Penerapan link and match antara SMK dengan industri terus digencarkan oleh pemerintah. Tujuannya, untuk menghasilkan tenaga kerja terampil yang sesuai dengan kebutuhan dunia industri.

Saat ini, pemerintah telah menerapkan hal tersebut di kawasan Jawa Timur, yang ditargetkan akan menghasilkan sebanyak 75.000 tenaga kerja terampil per tahun. Selanjutnya akan dilaksanakan di Jawa Barat dan Jawa Tengah, sehingga ditargetkan mampu menghasilkan sebanyak 175.000 tenaga kerja terampil per tahun.

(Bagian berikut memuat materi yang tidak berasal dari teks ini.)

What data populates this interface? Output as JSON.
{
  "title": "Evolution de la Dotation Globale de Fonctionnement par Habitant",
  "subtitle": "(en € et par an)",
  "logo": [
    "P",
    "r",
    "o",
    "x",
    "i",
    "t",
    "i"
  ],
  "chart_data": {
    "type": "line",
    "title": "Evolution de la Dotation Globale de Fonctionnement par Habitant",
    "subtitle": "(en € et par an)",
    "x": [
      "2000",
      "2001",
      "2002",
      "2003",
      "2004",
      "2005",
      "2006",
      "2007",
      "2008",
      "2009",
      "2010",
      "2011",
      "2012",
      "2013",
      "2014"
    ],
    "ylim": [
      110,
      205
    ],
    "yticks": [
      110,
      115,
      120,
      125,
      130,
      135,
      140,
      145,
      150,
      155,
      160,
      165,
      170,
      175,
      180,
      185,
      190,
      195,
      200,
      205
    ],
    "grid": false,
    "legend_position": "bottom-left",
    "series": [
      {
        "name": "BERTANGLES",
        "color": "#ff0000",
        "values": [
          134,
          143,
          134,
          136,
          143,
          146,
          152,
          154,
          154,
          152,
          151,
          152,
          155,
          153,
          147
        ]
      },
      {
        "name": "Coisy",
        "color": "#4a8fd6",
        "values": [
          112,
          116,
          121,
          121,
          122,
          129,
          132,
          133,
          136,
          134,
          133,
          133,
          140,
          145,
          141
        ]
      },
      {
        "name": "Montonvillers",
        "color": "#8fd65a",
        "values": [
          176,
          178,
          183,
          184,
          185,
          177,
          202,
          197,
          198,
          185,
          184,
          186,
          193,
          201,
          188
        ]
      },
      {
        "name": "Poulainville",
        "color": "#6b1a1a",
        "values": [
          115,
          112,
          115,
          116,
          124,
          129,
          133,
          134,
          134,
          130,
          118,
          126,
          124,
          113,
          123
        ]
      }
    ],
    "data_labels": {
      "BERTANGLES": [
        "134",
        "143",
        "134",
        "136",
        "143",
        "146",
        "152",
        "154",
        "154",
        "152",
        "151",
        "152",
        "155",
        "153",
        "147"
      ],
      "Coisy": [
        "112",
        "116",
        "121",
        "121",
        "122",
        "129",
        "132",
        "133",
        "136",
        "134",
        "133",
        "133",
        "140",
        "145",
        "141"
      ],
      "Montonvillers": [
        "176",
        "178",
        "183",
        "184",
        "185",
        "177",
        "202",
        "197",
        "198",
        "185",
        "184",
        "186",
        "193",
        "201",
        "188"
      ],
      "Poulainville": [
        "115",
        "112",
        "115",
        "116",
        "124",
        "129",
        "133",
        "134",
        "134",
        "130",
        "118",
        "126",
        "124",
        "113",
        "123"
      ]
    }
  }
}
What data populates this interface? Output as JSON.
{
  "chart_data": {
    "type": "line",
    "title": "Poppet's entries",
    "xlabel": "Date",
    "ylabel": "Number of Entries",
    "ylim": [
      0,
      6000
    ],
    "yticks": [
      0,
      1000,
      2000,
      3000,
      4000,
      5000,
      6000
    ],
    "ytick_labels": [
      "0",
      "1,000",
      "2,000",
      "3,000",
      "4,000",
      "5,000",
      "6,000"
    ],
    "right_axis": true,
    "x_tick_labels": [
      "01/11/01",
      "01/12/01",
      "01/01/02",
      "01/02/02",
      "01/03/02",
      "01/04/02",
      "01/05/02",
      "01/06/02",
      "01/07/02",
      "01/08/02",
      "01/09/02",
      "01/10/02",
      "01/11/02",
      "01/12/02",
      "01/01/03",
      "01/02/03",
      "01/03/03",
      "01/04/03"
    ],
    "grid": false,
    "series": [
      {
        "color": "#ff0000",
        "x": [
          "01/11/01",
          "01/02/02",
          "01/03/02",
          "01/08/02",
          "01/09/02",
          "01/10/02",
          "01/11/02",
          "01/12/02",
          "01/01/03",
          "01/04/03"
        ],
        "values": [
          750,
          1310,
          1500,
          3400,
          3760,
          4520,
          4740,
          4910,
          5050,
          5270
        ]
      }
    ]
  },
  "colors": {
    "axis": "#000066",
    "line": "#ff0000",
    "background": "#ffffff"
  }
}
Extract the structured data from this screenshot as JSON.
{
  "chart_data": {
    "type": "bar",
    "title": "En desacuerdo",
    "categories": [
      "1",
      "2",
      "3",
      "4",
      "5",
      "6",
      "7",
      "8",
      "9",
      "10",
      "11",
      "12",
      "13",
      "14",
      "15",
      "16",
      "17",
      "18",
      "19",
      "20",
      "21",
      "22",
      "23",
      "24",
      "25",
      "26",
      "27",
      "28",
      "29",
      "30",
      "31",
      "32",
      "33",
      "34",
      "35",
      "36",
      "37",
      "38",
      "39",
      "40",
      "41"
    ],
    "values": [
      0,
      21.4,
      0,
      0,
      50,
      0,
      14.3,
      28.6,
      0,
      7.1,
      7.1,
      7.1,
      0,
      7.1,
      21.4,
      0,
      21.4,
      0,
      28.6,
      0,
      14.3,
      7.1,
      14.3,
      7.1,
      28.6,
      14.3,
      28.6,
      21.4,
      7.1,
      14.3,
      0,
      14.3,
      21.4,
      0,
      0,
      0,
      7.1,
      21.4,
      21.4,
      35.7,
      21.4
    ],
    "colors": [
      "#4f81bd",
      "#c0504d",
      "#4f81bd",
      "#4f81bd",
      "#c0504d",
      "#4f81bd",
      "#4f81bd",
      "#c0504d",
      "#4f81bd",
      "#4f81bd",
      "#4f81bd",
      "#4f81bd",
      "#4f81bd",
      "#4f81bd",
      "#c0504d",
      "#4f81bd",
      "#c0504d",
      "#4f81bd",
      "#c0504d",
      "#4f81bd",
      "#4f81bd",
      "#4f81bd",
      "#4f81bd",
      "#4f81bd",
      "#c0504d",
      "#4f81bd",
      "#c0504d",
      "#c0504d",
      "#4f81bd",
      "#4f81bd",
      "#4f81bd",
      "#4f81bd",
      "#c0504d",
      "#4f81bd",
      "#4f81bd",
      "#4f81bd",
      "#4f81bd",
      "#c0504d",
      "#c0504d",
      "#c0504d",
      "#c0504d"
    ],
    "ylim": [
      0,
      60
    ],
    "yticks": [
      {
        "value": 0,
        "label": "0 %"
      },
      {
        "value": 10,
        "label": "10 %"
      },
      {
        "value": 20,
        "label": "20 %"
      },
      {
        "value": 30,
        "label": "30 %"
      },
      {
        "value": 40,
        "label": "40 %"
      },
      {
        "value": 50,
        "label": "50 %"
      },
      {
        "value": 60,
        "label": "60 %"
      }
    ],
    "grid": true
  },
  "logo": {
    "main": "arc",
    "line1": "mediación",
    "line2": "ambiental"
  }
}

“Dengan persaingan yang semakin ketat saat ini, kami berharap agar para pelaku industri dapat selalu meningkatkan kompetensi tenaga kerjanya dalam rangka peningkatan daya saing, khususnya melalui program pendidikan dan pelatihan vokasi industri,” kata Plt. Sekjen Kementerian Perindustrian Haris Munandar dalam keterangan tertulis yang diterima, Senin (20/2/2017).

Peningkatan kompetensi dan ketersediaan tenaga kerja terampil ini juga dilakukan oleh swasta. PT Toyota Motor Manufacturing Indonesia, produsen mobil terbesar di dalam negeri menilai peningkatan mutu dan kualitas sumber daya manusia sangat penting.

“Indonesia memiliki 100 juta tenaga kerja, dan hanya sedikit yang terlatih. Maka pendidikan pelatihan sangat penting untuk sektor industri,” kata Bob Azam, Direktur Administrasi PT Toyota Motor Manufacturing Indonesia.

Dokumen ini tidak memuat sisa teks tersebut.